Negócios

China e América Latina: uma nova fase no relacionamento?

Sinais seriam interpretados como vontade de diversificar comércio

Até recentemente, os investimentos da China na América Latina eram exclusivamente focados nos abundantes recursos naturais da região, como soja, cobre e petróleo. Agora, a nação mais populosa do mundo quer incluir em seus planos as indústrias criativas, a tecnologia e o estreitamento dos laços culturais.

Desde a visita do premiê Li Keqiang ao Brasil, Peru, Chile e à Colômbia no início deste ano, a China vem identificando a cooperação em setores de maior valor agregado como ponto central de seus esforços para promover o desenvolvimento da região, onde os conflitos socioambientais ligados aos recursos naturais têm gerado tensões no relacionamento entre as partes envolvidas.

Conforme relatado ao Diálogo Chino por grupos ambientalistas da Argentina, o modelo existente – sob o qual a China importa as matérias-primas da América Latina e exporta bens manufaturados – tem gerado conflitos. No entanto, o governo chinês espera que uma relação mais voltada para a diversificação dos negócios desencadeará uma “nova era”, diferente daquela caracterizada por balanças comerciais desequilibradas e tensão no relacionamento com a sociedade civil latino-americana.

Por meio do que Li chamou de “quatro pilares” da relação China-América Latina, que incluem o aumento e aprofundamento do intercâmbio cultural e o investimento em infraestrutura e tecnologia, a China quer fazer um “upgrade” na atividade econômica entre as duas regiões. O principal mecanismo para isso seria o Fórum China CELAC, que promoveu nesta semana o seu primeiro fórum de ciência, tecnologia e inovação, no Equador, buscando reparar o atual déficit da parceria no quesito transferência de tecnologias.

René Ramirez, Ministra da Educação, Ciência e Tecnologia do Equador, disse que os dois dias de encontro com a União das Nações Sul-Americana (UNASUR) indicaram o início de uma “ótima relação”.

Por conta de sua dependência da demanda chinesa por recursos primários, as economias da América Latina se tornaram especialmente sensíveis à recente desvalorização do yuan. Os preços do cobre e do petróleo despencaram para os níveis mais baixos dos últimos seis anos no que ficou conhecida como “Segunda-Feira Negra”, com efeitos especialmente negativos sobre as economias chilena, colombiana e mexicana.

Antes e depois do China-CELAC

“Realmente, o relacionamento entrou em uma nova fase”, diz Kevin Gallagher, da Global Economic Governance Initiative (Iniciativa para a Governança Econômica Global) da Universidade de Boston, descrevendo o primeiro fórum China-CELAC em janeiro deste ano como “muito significativo”, ao permitir que ambas as partes discutissem questões hemisféricas mais abrangentes, indo além das relações comerciais bilaterais.
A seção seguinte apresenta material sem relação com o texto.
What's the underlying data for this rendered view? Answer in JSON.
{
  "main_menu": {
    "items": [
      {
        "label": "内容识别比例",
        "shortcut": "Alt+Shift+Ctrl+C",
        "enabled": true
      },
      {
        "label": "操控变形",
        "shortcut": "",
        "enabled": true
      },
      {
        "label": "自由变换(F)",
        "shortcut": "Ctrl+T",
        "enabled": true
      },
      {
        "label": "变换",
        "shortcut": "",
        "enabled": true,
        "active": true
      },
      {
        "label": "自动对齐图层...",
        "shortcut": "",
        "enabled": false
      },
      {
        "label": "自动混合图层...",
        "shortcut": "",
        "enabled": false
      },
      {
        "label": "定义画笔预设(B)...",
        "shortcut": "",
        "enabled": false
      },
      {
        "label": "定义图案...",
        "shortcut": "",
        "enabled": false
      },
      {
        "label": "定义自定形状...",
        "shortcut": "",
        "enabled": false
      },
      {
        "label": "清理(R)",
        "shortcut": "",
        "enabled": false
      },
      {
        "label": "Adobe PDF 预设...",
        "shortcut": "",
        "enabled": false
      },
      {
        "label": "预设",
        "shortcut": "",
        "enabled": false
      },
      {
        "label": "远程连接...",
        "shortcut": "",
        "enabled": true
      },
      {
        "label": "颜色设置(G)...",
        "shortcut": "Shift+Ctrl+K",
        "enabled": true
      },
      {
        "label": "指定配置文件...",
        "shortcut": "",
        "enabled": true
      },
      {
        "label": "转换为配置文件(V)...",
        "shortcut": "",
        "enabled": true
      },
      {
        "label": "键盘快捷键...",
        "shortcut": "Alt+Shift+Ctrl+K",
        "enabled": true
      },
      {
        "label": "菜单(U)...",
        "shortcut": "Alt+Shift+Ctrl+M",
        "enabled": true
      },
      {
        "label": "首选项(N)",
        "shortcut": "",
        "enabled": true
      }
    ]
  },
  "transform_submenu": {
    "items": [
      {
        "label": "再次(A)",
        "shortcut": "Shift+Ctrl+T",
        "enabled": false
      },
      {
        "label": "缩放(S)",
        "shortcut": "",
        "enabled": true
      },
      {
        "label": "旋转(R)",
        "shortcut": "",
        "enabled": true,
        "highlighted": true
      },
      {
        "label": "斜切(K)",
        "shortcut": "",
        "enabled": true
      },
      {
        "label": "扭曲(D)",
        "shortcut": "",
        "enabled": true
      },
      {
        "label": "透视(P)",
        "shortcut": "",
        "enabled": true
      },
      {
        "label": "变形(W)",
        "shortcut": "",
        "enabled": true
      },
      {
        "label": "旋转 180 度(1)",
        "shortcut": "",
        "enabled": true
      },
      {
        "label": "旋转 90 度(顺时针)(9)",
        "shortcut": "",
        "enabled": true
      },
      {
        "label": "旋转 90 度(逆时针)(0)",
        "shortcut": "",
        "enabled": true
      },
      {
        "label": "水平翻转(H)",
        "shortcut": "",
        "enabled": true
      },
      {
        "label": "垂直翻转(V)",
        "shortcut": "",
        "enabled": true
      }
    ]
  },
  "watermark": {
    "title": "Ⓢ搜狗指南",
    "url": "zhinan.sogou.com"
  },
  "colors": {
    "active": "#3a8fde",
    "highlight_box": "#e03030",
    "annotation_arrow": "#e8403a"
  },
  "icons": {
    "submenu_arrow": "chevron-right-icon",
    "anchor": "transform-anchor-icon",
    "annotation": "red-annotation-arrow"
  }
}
O plano de cooperação China-CELAC, com abrangência de cinco anos, foi criado no primeiro fórum e firmou um compromisso em se promover a industrialização dos países da América Latina e do Caribe (representados pela sigla CELAC), de forma que possam produzir bens com valor agregado.

Além disso, Gallagher aponta que o plano também introduz diversas outras medidas, como as ações coletivas para lutar contra as mudanças climáticas e auxiliar as nações mais pobres e sem saída para o mar.

Situação ganha-ganha?

Ao mesmo tempo em que aumenta seu alcance global por meio de iniciativas como a nova estrada da seda, a China tenta mudar a percepção de que sua única intenção seja sugar os recursos de regiões como a América Latina. O premiê Li destacou a importância de um melhor entendimento cultural, como veículo para o “fortalecimento da cooperação prática”, durante sua visita à Colômbia em maio, sugerindo que isto ajudaria os parceiros a conseguirem resultados favoráveis a ambos.

E as estruturas 1+3+6 e 3×3, defendidas por Xi Jinping e Li Keqiang (os números identificam os setores estratégicos para o desenvolvimento em países e regiões parceiras), também buscam atingir “ambiciosas” metas econômicas e políticas, diz Margaret Myers, diretora do programa China-América Latina da iniciativa Inter American Dialogue (Diálogo Interamericano).

“Em resposta a vários anos de críticas ao enfoque quase exclusivo em commodities, [estas estruturas] indicam um compromisso da China com o aumento da diversificação das suas relações econômicas com a América Latina, ao apontar uma gama de setores nos quais as empresas chinesas investirão nos próximos anos”, diz Myers.